Ayah tiga anak ini ditemani oleh Frans Hewot, Kepala Dusun II Desa Tanjung Labu, Yohanes Bapista dan Ketua RT 7, Mateus Moa. Semuanya warga transmigrasi.
"Lahan ini milik saya, Lahan Usaha-2 (LU-2) yang diberikan pemerintah kepada saya sebagai peserta transmigrasi tahun 1996 lalu. Sertifikatnya masih saya simpan," bergetar suara lelaki 57 tahun ini cerita kepada Gatra.com, masih berdiri di jalan blok kebun itu.
Asmuni lanjut cerita, pada tahun 2009, PT. Nusa Indah Kalimantan Plantations (NIKP), perusahaan kelapa sawit milik orang Singapura merampas semua lahan LU-2 milik warga desa. Totalnya mencapai 200 hektar.
Dibilang merampas lantaran perusahaan tidak pernah ngomong kepada mereka bahwa lahan itu akan digarap untuk ditanami kelapa sawit.
"Pokoknya main gusur saja. Siapapun yang protes, tidak dihiraukan. Perusahaan mendirikan Koperasi Plasma Sari untuk menaungi warga. Tapi sampai hari ini koperasi itu tidak pernah membikin kesepahaman dengan kami," ujar lelaki asal Desa Bacem Kecamatan Banjarejo Kabupaten Blora Jawa Tengah ini.
Lantaran sudah lelah menunggu kepastian, hasil kebun yang sudah ditanami sawit itu pun tak pernah dia nikmati, ditambah lagi mediasi-mediasi yang tak pernah ada ujungnya, membuat Asmuni pada 2014 mendatangi Syaifudin, bendahara Koperasi Plasma Sari untuk meminta penjelasan.

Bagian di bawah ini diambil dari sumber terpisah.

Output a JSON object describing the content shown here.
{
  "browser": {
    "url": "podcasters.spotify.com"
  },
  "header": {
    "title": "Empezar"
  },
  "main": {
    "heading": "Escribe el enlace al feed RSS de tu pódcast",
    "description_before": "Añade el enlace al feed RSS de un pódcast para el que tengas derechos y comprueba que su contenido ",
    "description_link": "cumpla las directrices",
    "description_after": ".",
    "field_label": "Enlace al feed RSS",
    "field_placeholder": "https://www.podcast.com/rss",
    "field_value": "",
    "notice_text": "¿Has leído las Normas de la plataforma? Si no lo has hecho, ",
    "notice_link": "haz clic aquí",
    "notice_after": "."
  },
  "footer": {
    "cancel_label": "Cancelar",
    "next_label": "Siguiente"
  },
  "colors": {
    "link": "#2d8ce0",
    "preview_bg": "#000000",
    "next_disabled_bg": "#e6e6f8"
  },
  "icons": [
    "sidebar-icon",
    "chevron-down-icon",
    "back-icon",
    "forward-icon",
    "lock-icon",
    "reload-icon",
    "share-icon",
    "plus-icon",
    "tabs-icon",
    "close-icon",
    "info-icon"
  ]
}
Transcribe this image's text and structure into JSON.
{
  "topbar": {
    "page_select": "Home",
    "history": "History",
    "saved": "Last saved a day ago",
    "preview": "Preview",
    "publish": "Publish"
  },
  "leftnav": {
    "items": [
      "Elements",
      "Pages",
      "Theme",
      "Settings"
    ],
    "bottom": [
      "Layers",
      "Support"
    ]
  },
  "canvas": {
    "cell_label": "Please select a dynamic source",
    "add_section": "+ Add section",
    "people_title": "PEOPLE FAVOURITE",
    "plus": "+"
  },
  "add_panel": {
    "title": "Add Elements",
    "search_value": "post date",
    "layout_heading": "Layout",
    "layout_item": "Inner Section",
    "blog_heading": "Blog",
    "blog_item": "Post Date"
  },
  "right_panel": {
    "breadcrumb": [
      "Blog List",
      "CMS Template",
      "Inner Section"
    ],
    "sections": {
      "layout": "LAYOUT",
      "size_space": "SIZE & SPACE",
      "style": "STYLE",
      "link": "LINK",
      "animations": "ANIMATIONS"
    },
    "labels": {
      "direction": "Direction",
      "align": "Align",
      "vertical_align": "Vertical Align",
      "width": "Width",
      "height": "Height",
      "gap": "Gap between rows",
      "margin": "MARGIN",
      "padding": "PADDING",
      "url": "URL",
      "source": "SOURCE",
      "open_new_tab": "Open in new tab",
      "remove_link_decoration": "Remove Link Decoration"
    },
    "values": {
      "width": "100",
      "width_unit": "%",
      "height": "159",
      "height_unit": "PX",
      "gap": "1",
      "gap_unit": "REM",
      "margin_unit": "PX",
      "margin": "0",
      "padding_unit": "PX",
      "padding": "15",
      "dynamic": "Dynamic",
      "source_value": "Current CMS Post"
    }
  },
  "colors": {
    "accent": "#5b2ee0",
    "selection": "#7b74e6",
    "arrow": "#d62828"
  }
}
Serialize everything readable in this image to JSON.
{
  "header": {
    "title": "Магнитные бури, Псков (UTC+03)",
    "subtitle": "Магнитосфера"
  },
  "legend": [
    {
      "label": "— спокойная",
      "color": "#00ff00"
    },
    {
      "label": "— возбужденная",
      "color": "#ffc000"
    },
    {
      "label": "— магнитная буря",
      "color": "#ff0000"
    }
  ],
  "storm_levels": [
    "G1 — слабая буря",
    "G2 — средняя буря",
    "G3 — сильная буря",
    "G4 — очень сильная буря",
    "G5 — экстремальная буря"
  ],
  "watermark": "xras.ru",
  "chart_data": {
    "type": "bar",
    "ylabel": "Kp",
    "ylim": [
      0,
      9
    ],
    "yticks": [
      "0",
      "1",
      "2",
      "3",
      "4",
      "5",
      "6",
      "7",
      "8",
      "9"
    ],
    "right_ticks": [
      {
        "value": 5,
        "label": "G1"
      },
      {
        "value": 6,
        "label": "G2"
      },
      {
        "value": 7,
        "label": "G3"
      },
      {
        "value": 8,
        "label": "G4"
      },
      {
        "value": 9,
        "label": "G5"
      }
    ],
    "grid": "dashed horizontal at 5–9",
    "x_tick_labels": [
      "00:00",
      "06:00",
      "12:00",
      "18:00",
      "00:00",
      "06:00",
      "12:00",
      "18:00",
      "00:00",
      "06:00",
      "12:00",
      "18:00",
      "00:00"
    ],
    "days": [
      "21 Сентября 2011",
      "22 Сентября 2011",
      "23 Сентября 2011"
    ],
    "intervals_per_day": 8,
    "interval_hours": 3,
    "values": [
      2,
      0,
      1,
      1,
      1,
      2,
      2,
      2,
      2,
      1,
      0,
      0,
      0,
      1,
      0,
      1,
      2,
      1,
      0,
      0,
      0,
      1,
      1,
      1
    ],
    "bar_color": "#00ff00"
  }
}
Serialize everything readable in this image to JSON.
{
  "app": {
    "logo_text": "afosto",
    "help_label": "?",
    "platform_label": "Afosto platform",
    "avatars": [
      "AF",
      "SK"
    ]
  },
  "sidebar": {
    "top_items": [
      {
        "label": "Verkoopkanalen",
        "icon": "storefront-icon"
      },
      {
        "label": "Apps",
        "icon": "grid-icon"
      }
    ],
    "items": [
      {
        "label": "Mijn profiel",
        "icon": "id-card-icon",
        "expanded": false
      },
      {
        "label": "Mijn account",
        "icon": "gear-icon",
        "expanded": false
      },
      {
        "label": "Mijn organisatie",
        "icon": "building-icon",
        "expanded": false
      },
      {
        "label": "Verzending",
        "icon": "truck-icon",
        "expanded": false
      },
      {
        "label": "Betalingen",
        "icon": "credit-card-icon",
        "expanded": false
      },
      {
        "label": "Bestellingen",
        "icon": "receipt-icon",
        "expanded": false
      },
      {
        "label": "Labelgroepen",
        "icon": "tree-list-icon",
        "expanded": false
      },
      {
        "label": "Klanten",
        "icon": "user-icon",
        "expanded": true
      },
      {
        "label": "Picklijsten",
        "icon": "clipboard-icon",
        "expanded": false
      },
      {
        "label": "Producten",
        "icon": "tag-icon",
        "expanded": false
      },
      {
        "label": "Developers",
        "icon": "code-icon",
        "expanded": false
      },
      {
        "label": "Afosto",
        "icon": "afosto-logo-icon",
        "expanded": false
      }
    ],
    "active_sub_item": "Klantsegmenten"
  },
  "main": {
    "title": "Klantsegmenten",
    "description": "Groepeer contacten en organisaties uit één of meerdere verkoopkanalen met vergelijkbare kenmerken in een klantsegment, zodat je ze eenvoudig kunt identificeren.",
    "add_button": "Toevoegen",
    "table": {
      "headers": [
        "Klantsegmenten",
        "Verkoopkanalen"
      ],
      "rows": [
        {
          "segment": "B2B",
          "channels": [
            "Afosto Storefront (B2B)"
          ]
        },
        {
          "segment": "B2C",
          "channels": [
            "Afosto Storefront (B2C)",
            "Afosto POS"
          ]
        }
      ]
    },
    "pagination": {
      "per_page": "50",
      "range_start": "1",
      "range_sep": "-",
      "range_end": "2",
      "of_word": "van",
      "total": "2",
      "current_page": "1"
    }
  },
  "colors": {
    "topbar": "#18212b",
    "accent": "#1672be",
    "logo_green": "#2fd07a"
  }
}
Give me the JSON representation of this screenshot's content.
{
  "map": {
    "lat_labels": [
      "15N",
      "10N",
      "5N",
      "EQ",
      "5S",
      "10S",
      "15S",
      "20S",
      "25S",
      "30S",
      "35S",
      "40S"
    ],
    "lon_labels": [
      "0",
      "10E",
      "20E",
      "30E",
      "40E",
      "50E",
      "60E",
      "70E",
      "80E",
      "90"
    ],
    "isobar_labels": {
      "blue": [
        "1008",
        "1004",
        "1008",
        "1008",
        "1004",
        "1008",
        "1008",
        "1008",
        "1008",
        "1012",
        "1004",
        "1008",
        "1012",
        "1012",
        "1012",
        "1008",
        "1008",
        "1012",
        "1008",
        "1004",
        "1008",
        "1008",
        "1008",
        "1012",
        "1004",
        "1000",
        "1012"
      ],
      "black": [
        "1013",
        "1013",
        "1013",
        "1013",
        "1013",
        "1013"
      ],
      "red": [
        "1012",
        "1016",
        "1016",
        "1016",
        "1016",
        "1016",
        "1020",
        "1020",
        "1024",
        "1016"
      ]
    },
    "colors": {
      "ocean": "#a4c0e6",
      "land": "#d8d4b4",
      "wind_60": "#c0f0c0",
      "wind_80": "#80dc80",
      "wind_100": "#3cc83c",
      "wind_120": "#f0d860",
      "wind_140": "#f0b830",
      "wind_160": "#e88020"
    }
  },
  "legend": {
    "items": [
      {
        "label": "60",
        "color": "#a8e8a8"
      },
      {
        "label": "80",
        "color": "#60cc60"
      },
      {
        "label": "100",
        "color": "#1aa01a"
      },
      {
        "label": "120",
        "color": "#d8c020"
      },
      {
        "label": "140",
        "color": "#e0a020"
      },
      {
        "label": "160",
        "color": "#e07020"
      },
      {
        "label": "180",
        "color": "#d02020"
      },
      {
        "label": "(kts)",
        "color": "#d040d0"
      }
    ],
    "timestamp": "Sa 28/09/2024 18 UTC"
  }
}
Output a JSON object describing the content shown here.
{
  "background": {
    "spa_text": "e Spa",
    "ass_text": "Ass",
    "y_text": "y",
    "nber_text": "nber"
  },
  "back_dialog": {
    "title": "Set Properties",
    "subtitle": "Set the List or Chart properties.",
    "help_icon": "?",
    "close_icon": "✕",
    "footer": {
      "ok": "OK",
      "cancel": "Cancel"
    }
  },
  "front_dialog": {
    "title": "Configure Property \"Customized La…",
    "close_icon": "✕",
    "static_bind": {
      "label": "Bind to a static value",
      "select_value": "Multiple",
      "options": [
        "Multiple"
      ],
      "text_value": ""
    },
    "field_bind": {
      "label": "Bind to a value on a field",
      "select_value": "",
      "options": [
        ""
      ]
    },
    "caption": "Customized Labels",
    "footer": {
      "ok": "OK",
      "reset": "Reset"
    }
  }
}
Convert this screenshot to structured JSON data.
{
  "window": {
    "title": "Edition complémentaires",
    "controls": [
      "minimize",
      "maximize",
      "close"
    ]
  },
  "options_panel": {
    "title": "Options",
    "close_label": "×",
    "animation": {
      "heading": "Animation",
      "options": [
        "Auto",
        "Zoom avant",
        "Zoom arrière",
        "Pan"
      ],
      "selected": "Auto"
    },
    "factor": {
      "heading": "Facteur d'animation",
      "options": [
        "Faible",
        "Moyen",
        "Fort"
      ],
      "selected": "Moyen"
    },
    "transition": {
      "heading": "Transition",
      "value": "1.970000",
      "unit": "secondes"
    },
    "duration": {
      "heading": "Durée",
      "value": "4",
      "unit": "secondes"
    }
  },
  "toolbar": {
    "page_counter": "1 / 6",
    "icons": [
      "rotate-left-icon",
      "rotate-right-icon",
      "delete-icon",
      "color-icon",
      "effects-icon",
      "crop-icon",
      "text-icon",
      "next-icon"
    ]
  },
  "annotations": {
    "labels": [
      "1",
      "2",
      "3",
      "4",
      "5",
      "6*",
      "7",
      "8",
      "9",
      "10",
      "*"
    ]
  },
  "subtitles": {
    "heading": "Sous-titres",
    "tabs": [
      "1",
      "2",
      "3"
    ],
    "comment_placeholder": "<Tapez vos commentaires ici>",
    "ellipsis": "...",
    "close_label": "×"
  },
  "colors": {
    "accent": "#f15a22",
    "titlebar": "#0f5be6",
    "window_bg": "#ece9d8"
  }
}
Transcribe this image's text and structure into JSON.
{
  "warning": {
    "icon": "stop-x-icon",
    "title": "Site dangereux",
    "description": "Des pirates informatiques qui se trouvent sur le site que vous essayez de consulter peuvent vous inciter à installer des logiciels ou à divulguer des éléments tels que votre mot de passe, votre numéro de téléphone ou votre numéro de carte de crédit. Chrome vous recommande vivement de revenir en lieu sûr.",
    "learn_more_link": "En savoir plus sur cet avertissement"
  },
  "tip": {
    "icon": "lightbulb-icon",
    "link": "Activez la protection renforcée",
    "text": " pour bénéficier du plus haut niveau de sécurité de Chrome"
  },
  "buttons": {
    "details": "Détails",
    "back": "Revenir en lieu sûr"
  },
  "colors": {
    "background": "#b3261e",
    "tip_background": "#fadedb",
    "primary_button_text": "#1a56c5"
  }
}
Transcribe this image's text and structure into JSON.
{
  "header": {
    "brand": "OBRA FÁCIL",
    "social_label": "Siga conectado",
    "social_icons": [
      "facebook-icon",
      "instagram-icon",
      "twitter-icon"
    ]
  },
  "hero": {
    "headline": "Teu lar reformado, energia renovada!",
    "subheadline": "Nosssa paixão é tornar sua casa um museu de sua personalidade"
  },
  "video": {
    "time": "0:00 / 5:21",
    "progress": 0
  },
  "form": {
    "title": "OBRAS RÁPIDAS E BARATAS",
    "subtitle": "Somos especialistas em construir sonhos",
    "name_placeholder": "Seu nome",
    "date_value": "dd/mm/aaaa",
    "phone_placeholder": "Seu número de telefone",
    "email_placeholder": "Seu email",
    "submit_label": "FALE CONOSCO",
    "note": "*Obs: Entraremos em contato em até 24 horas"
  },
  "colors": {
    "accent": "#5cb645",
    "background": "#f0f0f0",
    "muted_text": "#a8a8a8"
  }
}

"Uangmu enggak akan hilang," jawaban si bendahara ini sontak membikin Asmuni naik darah. Dia pun pergi mematok lahan yang dia persoalkan itu dengan harapan pengurus koperasi menyusulnya ke kebun. Harapan itu sirna. Pengurus koperasi tak perduli.
Yohanes tak menampik apa yang dibilang Asmuni tadi. Lelaki 60 tahun ini pun cerita bahwa sampai hari ini masyarakat Desa Tanjung Labu tidak bisa berkutik.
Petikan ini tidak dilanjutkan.